The most disappointing aspect of the Ivy Bridge-E processors is the accompanying chipset, the very same issue that plagued Sandy Bridge-E. Back in 2011 we described the X79 chipset as "aging", so in middle to late 2013, it’s simply ancient. This chipset only supports two SATA 6Gb/s ports, it lacks native USB 3.0 support, and don’t expect to find pioneering technologies such as SATA Express.

The X79 chipset really is an embarrassment and while we appreciate Intel sticking with the LGA2011 socket so older boards can support the new Ivy Bridge-E processors with a simple BIOS update, where is the X89 with features that have been available for years now?

Moving past my dismay about the X79 choice, let’s take a quick look at the new Ivy Bridge-E processors. The Core i7-4960X as we mentioned earlier features a base clock speed of 3.6GHz with a maximum turbo boost speed of 4GHz. In total there are 6 cores while HyperThreading offers 12 threads. The full 15MB shared L3 cache is available while quad-channel DDR3-1866 memory is supported.
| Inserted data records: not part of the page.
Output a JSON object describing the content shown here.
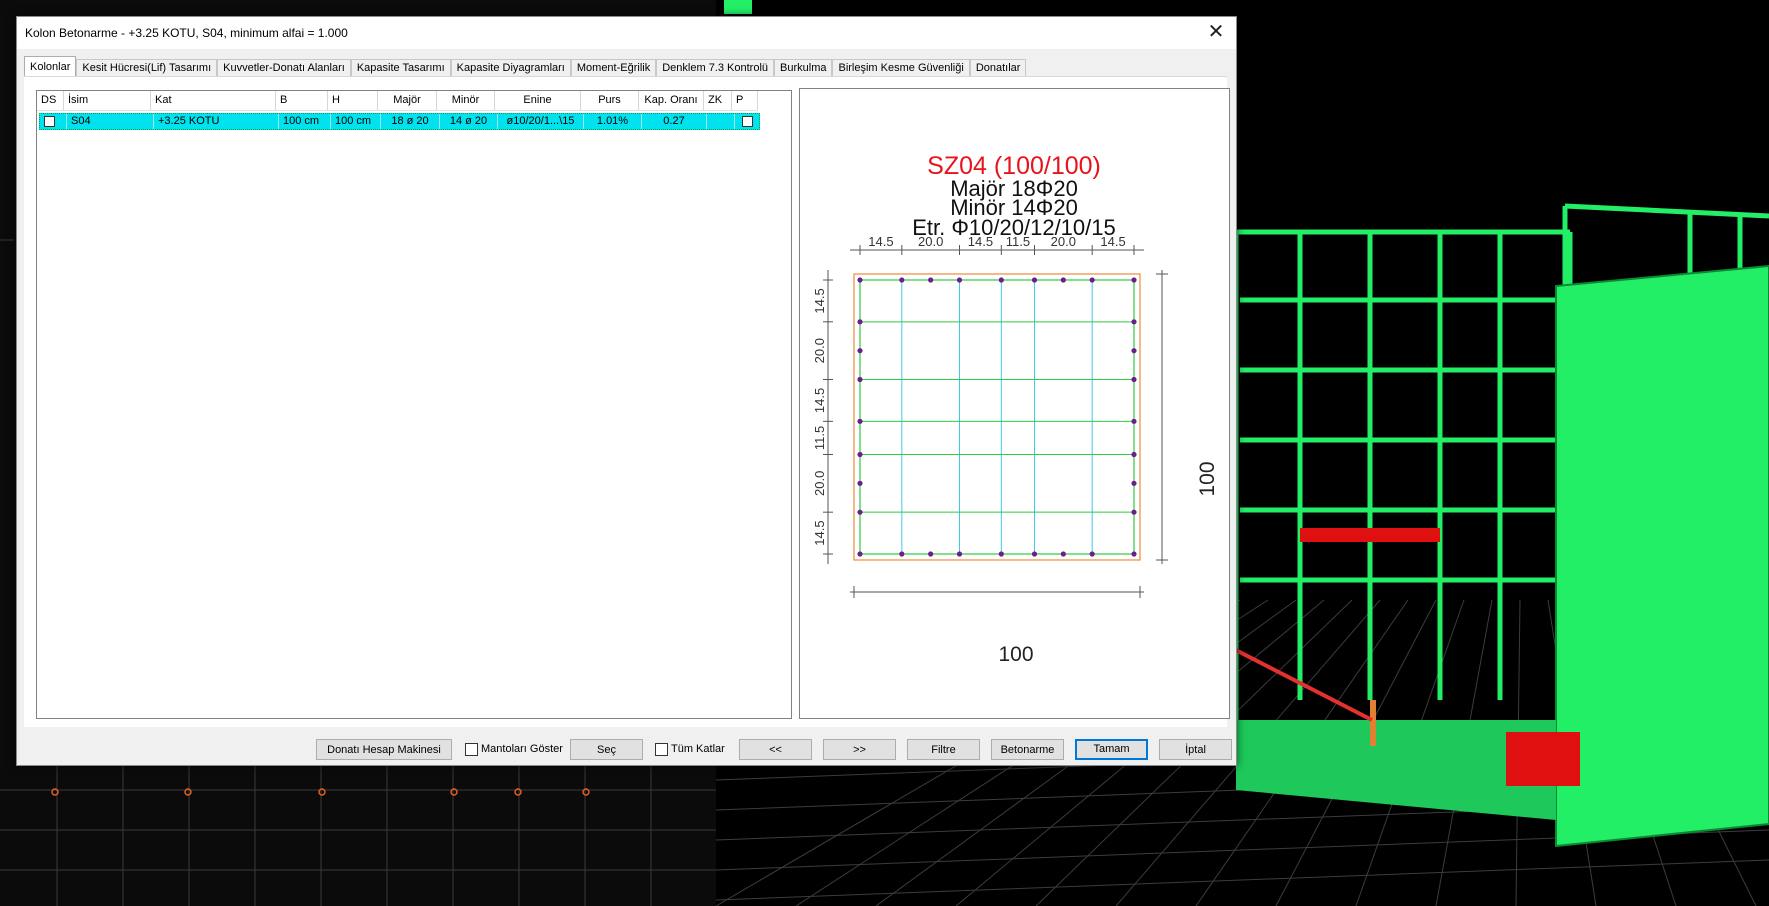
{
  "dialog": {
    "title": "Kolon Betonarme - +3.25 KOTU, S04, minimum alfai = 1.000",
    "close_glyph": "✕"
  },
  "tabs": [
    {
      "label": "Kolonlar"
    },
    {
      "label": "Kesit Hücresi(Lif) Tasarımı"
    },
    {
      "label": "Kuvvetler-Donatı Alanları"
    },
    {
      "label": "Kapasite Tasarımı"
    },
    {
      "label": "Kapasite Diyagramları"
    },
    {
      "label": "Moment-Eğrilik"
    },
    {
      "label": "Denklem 7.3 Kontrolü"
    },
    {
      "label": "Burkulma"
    },
    {
      "label": "Birleşim Kesme Güvenliği"
    },
    {
      "label": "Donatılar"
    }
  ],
  "table": {
    "headers": [
      "DS",
      "İsim",
      "Kat",
      "B",
      "H",
      "Majör",
      "Minör",
      "Enine",
      "Purs",
      "Kap. Oranı",
      "ZK",
      "P"
    ],
    "row": {
      "isim": "S04",
      "kat": "+3.25 KOTU",
      "b": "100 cm",
      "h": "100 cm",
      "major": "18 ø 20",
      "minor": "14 ø 20",
      "enine": "ø10/20/1...\\15",
      "purs": "1.01%",
      "kap_orani": "0.27",
      "zk": ""
    }
  },
  "section": {
    "name": "SZ04 (100/100)",
    "major": "Majör 18Φ20",
    "minor": "Minör 14Φ20",
    "etr": "Etr. Φ10/20/12/10/15",
    "top_dims": [
      "14.5",
      "20.0",
      "14.5",
      "11.5",
      "20.0",
      "14.5"
    ],
    "left_dims": [
      "14.5",
      "20.0",
      "14.5",
      "11.5",
      "20.0",
      "14.5"
    ],
    "width_label": "100",
    "height_label": "100",
    "colors": {
      "title": "#e8141c",
      "outline": "#f08a3c",
      "tie": "#2ecc40",
      "inner_tie": "#40c8e8",
      "bar": "#6a1f8a"
    }
  },
  "buttons": {
    "calculator": "Donatı Hesap Makinesi",
    "show_jackets": "Mantoları Göster",
    "select": "Seç",
    "all_floors": "Tüm Katlar",
    "prev": "<<",
    "next": ">>",
    "filter": "Filtre",
    "reinforce": "Betonarme",
    "ok": "Tamam",
    "cancel": "İptal"
  },
  "background": {
    "accent_green": "#22ee66",
    "highlight_red": "#e01010",
    "pointer_red": "#e53030"
  }
}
As the flagship model we expect the MSRP to be set at $1000, replacing the current i7-3970X.

Moving down the food chain we have the Core i7-4930K, which is considerably cheaper at $555. This is still an unlocked part which makes the 3.4GHz operating frequency somewhat irrelevant. The turbo boost max frequency is 3.9GHz, though again this can be changed easily to match the 4GHz of the more expensive i7-4960X. What cannot be changed is the 12MB L3 cache, which is 3MBs less than the i7-4960X. That said, you still get 6 cores with a total of 12 threads.

There is also going to be a $310 option known as the Core i7-4820K, which is also an unlocked part with a default operating frequency of 3.7GHz with a 3.9GHz max turbo boost frequency. This processor features a 10MB L3 cache, which is still 2MB more than the new Haswell LGA1150 processors. However the core count has been reduced to 4 with 8 threads, the same amount as the Core i7-4770K.